The Ocean Center Building has two ground floors, an entrance above the shoreline on the bluff level to take advantage of its address on 110 West Ocean Boulevard and an east entrance at the base of the Pine Avenue incline providing beach access and accommodating the Walk of a Thousand Lights of The Pike amusement zone . The building houses a collection of shops, offices and parking. At beach level there is a shopping arcade (architecture) archway key-stoned a restaurant (later converted to a penny arcade) and an immense menswear store (later converted to the Hollywood on the Pikecabaret,) and several small shops up the sidewalk incline of Pine St. There is a monthly rental parking space above the shops. The rest of the building is reserved for retail and office space. The office space above the lobby is divided by varying heights of the roof, allowing outdoor roof-top balcony space to select offices, turrets and a tower. The roofline is different when viewed from the east or west. Battlements along the different roof heights give the observer the impression of the building as being a castle.
Though originally built next to the shoreline, a number of geological and engineering changes have made it so today there is a long walk to seawater from the Ocean Center Building. When the Long Beach Harbor and breakwater were developed, and the Los Angeles River straightened and levied by the United States Army Corps of Engineers, the Pacific Ocean no longer swept the alluvial granite sand away and the deposits of sandy beach continued to widen. By the 1950s the sand of the beach had grown so wide that the space between the shoreline and the Ocean Center Building was paved as a parking lot and is now Seaside Way. Coastal landfill continued, the beach filled in, then Shoreline Drive and Shoreline Village were built upon the fill.

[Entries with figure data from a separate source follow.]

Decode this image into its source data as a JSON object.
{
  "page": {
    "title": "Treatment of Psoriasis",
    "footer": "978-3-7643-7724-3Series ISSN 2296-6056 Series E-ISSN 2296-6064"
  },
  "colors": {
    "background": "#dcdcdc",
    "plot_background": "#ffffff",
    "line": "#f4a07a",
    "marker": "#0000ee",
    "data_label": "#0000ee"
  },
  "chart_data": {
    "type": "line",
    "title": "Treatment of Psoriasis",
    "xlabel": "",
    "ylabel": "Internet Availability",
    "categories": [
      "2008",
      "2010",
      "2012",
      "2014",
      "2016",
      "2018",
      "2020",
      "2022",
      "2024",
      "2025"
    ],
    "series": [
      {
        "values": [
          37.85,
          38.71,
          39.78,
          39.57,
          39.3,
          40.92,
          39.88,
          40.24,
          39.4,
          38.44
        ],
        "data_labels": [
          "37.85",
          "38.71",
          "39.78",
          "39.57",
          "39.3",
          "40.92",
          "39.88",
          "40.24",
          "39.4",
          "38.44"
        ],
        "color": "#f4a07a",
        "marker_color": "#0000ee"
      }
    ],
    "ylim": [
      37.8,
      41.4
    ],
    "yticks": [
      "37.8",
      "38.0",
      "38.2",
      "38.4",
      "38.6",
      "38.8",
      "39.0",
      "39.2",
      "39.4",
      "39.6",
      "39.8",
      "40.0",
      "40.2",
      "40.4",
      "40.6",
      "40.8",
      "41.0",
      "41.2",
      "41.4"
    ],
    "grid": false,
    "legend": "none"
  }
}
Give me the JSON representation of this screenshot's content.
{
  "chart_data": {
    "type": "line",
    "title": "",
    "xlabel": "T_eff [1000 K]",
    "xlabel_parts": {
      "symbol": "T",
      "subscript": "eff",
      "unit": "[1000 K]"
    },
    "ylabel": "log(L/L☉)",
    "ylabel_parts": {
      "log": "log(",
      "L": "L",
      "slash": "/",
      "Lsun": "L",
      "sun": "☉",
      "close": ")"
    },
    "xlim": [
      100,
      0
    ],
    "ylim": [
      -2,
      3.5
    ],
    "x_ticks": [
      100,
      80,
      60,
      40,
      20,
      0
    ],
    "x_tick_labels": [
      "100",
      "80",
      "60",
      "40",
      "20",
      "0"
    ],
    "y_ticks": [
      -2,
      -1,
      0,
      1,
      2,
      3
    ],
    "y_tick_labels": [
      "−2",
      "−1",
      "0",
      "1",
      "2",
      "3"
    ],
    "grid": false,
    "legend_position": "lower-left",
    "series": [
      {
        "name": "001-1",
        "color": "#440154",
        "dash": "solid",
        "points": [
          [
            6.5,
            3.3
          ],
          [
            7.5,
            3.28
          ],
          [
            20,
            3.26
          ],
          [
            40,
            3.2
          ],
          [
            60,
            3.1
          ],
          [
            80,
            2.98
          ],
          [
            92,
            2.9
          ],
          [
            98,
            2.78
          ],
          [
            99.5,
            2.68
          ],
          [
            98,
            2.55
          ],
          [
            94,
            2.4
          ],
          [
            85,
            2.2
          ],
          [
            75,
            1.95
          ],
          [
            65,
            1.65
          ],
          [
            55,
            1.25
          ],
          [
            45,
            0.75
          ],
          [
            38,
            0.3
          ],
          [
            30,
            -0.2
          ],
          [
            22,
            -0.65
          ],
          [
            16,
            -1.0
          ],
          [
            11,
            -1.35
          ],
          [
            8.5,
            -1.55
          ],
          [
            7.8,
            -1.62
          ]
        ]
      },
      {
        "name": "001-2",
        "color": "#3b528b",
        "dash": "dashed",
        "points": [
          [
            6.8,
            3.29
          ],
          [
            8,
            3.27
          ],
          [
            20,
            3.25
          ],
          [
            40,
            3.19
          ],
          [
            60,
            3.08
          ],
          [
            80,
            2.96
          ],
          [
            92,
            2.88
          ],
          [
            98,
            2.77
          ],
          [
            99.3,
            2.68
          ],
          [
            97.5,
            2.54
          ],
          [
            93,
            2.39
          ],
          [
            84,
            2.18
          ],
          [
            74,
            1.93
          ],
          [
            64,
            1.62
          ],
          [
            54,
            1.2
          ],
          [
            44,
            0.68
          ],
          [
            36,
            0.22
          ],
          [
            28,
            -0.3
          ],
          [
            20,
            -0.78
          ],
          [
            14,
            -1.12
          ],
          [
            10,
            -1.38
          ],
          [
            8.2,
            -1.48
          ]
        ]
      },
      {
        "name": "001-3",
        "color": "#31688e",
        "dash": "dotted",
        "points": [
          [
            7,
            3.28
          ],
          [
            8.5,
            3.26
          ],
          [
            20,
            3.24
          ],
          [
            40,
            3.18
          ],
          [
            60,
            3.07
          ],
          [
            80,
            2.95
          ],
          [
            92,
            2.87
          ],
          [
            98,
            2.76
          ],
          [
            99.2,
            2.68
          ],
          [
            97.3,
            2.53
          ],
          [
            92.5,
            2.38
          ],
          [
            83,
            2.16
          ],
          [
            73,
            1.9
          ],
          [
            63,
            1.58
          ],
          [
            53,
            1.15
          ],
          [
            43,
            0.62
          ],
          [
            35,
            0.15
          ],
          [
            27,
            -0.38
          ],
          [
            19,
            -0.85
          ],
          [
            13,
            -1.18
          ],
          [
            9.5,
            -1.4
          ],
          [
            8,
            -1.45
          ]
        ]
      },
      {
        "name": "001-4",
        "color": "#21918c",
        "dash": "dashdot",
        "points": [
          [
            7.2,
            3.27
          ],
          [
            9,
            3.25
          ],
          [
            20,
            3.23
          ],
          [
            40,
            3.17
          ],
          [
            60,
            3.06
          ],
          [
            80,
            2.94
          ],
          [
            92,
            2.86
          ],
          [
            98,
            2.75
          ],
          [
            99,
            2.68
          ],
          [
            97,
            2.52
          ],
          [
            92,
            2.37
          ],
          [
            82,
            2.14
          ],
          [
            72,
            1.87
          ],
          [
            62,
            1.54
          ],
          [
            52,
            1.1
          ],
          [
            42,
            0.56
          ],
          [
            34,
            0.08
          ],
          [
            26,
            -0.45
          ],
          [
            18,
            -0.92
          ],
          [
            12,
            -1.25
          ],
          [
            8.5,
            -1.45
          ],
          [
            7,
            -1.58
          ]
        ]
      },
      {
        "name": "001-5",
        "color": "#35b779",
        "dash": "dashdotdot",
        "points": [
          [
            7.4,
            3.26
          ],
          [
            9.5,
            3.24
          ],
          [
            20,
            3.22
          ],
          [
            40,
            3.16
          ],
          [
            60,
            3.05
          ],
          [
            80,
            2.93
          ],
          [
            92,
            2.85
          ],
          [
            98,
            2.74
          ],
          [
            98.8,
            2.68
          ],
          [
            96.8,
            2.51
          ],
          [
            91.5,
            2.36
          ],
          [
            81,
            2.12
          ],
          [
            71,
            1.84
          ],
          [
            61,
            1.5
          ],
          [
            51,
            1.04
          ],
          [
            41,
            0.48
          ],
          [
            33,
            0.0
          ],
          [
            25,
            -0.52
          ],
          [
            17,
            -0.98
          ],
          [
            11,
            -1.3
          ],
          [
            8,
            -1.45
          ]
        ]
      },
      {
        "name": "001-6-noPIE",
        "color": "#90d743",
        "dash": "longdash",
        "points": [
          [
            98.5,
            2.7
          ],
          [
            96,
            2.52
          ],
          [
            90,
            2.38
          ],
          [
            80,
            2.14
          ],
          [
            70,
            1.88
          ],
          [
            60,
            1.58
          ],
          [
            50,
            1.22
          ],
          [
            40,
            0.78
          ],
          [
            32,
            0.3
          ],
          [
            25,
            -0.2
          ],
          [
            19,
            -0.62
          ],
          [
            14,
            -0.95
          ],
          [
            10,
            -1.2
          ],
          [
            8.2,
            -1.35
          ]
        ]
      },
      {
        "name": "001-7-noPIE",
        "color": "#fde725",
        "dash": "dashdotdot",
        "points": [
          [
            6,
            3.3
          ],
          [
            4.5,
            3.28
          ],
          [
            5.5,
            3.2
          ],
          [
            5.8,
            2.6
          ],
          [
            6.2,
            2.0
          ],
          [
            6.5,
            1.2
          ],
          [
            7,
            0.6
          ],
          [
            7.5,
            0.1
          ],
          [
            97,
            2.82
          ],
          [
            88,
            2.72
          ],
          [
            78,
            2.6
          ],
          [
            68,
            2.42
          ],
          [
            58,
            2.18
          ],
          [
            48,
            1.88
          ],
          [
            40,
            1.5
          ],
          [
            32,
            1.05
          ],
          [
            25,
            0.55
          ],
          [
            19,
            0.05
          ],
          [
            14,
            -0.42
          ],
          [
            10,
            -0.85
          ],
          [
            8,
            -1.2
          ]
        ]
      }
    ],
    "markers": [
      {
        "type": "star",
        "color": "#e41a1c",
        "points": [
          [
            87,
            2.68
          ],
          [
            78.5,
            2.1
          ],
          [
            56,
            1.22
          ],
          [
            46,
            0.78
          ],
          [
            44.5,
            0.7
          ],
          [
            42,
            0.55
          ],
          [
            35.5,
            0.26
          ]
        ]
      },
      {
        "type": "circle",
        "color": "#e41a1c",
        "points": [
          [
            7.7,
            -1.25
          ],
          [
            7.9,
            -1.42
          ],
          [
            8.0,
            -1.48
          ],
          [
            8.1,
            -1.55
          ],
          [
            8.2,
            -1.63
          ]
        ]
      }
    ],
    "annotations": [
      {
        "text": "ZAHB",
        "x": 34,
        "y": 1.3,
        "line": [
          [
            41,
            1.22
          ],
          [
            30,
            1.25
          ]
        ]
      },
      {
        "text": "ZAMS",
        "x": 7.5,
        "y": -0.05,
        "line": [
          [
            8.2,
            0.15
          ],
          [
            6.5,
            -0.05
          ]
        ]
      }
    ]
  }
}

Ocean Center has made use of frontage which had originally been a boardwalk placed onto the sand easing access from Pine St. and the shore end of the Long Beach Pier to the bathhouse (1902), later named The Plunge. The low-tech boardwalk was originally known as The Pike, which later changed context to include the entire entertainment zone of rides, snack stands and midway games. The area has been featured in thousands of tourist photographs and several television shows and motion pictures, such as It's a Mad, Mad, Mad, Mad World. The boardwalk was paved in concrete and illuminated by strings of lights hung across it from the roofs of its shops and games, then was renamed The Walk of 1000 lights. The Ocean Center Building arcade presented the first impression to many visitors as a grand gateway to fun.